Instituição do
Sacramento do perdão
Podemos
julgar - e talvez inconscientemente o façamos - que sabemos muito bem o que é o
perdão. Talvez o que nos convenha ter claro seja: o que é PERDOAR!
Sim...
digo bem - o que é PERDOAR! Parece muito claro que PERDOAR consiste em relevar
uma ofensa - intencionalmente cometida contra a nossa pessoa. Parece que sim, é
uma conclusão aceitável, mas há algumas "condições" que se impõem: Realmente
o que ficou "ferido": a minha personalidade ou a minha soberba?
Ouvimos
falar de soberba e, talvez, pensemos numa atitude despótica e avassaladora, com
grande barulho de vozes que aclamam o triunfador que passa, como um imperador
romano, debaixo dos altos arcos, inclinando a cabeça, pois teme que a sua
fronte gloriosa toque o alvo mármore... Sejamos realistas. Este tipo de soberba
só tem lugar numa fantasia louca. Temos de lutar contra outras formas mais
subtis, mais frequentes: o orgulho de preferir a própria excelência à do
próximo; a vaidade nas conversas, nos pensamentos e nos gestos; uma
susceptibilidade quase doentia, que se sente ofendida com palavras ou acções
que não são de forma alguma um agravo... Tudo isto, sim, pode ser, é uma
tentação corrente. O homem considera-se a si mesmo como o sol e o centro dos
que estão ao seu redor. Tudo deve girar em torno dele. Por isso, não raramente
acontece que ele recorre, com o seu afã mórbido, à própria simulação da dor, da
tristeza e da doença: para que os outros se preocupem com ele e o mimem. A
maior parte dos conflitos que se apresentam na vida interior de muitas pessoas,
fabrica-os a imaginação: é que disseram isto ou aquilo, são capazes de pensar
aqueloutro, não me consideram... E essa pobre alma sofre, graças à sua triste
fatuidade, com suspeitas que não são reais. Nessa aventura desgraçada, a sua
amargura é contínua e procura desassossegar os outros, porque não sabe ser
humilde, porque não aprendeu a esquecer-se de si mesmo para se entregar,
generosamente, ao serviço dos outros por amor de Deus». (Cfr.

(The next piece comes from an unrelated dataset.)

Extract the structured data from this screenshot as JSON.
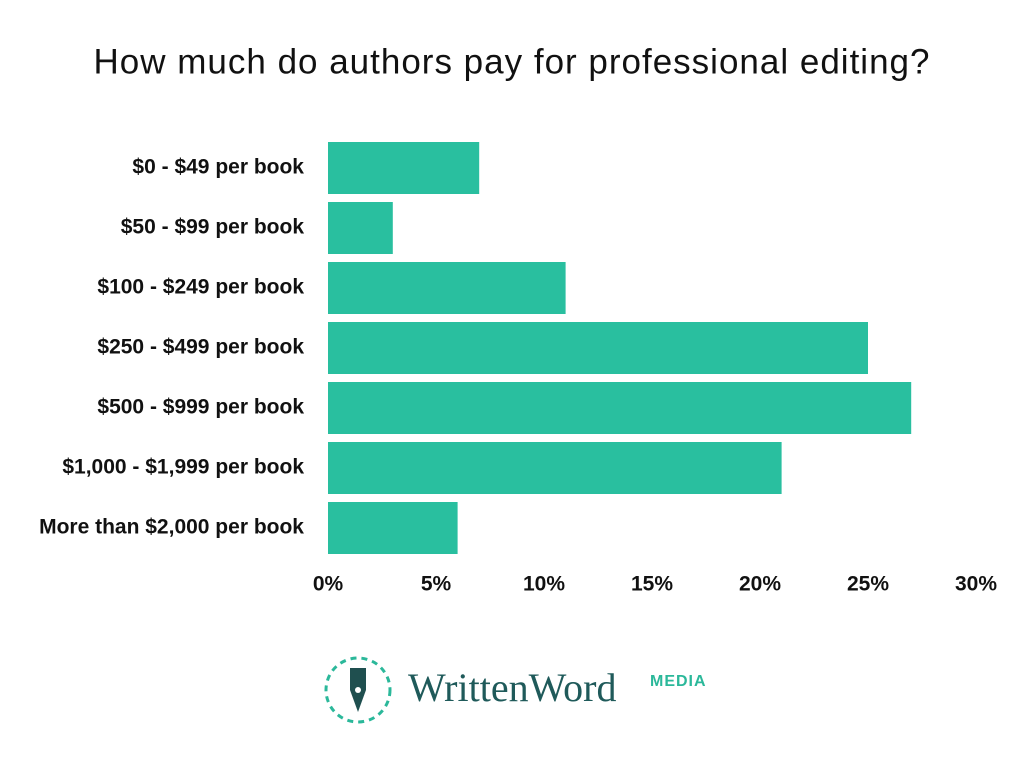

São Josemaria, Amigos de Deus 101)
A
"ofensa" foi real, concreta, feita directamente, ou por "me ter
constado"? Trata-se de uma falsidade a meu respeito, ou de uma crítica a
alguma faceta do meu carácter ou comportamento? Qual foi a minha primeira
reacção?
A
estas duas perguntas só é possível responder fazendo um exame sério e
“desapaixonado” e justo. A nossa susceptibilidade é muitas vezes exagerada
considerando agravos e ofensas o que, talvez, não passe de uma manifestação de
“correcção fraterna”, ou seja, de amizade. Alguns – eu incluído – mantêm
actualizada uma lista de “agravos” que consideram ter sido vítimas. É verdade
que muitas destas supostas - ou reais – ofensas já as perdoamos mas, não
obstante, mantemos viva a sua lembrança.
Diz-se:
Eu perdoo mas não esqueço! Isto é um contra-senso, um disparate. Não esqueço
porquê? Pensar na simples hipótese que se Deus Nosso Senhor procedesse assim
connosco - perdoasse mas não esquecesse – deve causar-nos um imediato “calafrio”,
medo e angústia.
No
julgamento a que - todos – seremos sujeitos logo após a nossa morte terrena,
quão extenso seria o volume do nosso “processo”? Esta maneira de ser apresenta,
ainda, um outro perigo a ter muito em conta: A lembrança dos pecados do nosso
passado - recente ou não – por vezes com detalhes que podem levar-nos a uma
tentação terrível: A tentação da memória.
Sei
- experimentei-o muitas vezes - que mesmo sem o desejar se pode repetir o
pecado mesmo pecado. Não há, pois, outro caminho: - Perdoar e esquecer!